County Council late last month approved about $2 million for several projects, which consist largely of road widening and adding turn lanes. The improvements would help traffic flow better, county leaders have said.
Jim Armstrong, assistant county administrator for transportation, said county leaders became aware of road problems on Johns Island in 2010, when they were reviewing a proposal for the Sea Island Greenway. The controversial greenway would bisect Johns Island while more efficiently bringing traffic to the resort islands of Kiawah and Seabrook.
Since then, Armstrong said, county leaders have been looking for the money to pay for Johns Island road improvements.
They found that money this year. It came from what remained from three other completed road projects: the paving of Davis Road; improvements to the intersection of S.C. Highway 61 and Glendale Drive; and improvements to Bee Street and Courtenay Drive.

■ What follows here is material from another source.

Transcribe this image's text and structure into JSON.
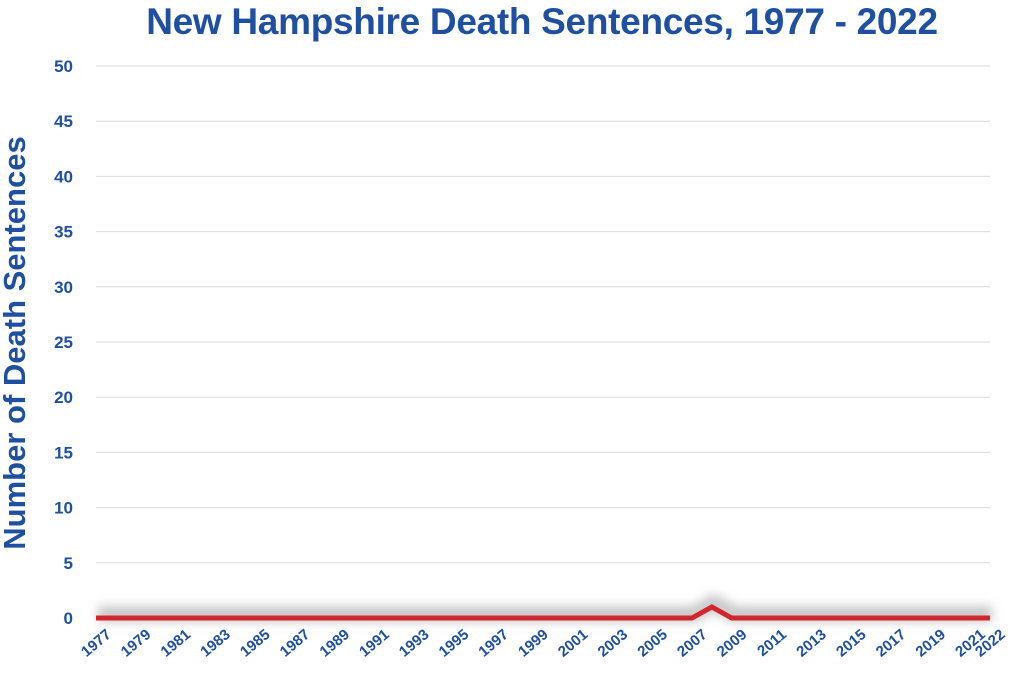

One of those Johns Islands projects already is finished, Armstrong said, which included building a right turn lane from Maybank Highway to River Road.
Another project, which included temporary improvements to the intersection of U.S. Highway 17 and Main Road, also is complete.
That intersection marks one of the entry points to Johns Island. Money for that project came from the county’s fiscal year 2013 allocation for road projects.
“We are trying to expedite the design for the other projects as fast as we can,” Armstrong said. But county staffers don’t have a specific deadline for finishing them.
Johns Island resident Bill Saunders said residents of Johns and Wadmalaw islands are pleased that progress is being made on local roads. “But there were all kinds of things we had to do to get to this point.”
Residents pushed hard for road improvements, he said, and they still didn’t get all the projects they proposed to the county.
And he’s suspicious of the county’s timing. He thinks one of the reasons county leaders approved the road improvements was to placate Johns and Wadmalaw residents during the upcoming PGA Championship on Kiawah Island, and so they could push other projects, such as the completion of Interstate 526 and the Sea Island Greenway.
Those large road projects are controversial among Johns and Wadmalaw island residents, many of whom think they would promote sprawl and ruin the islands’ rural character, Saunders has said.
Supporters of those projects say they would relieve traffic congestion on all Johns Island roads, making them safer and easier to travel.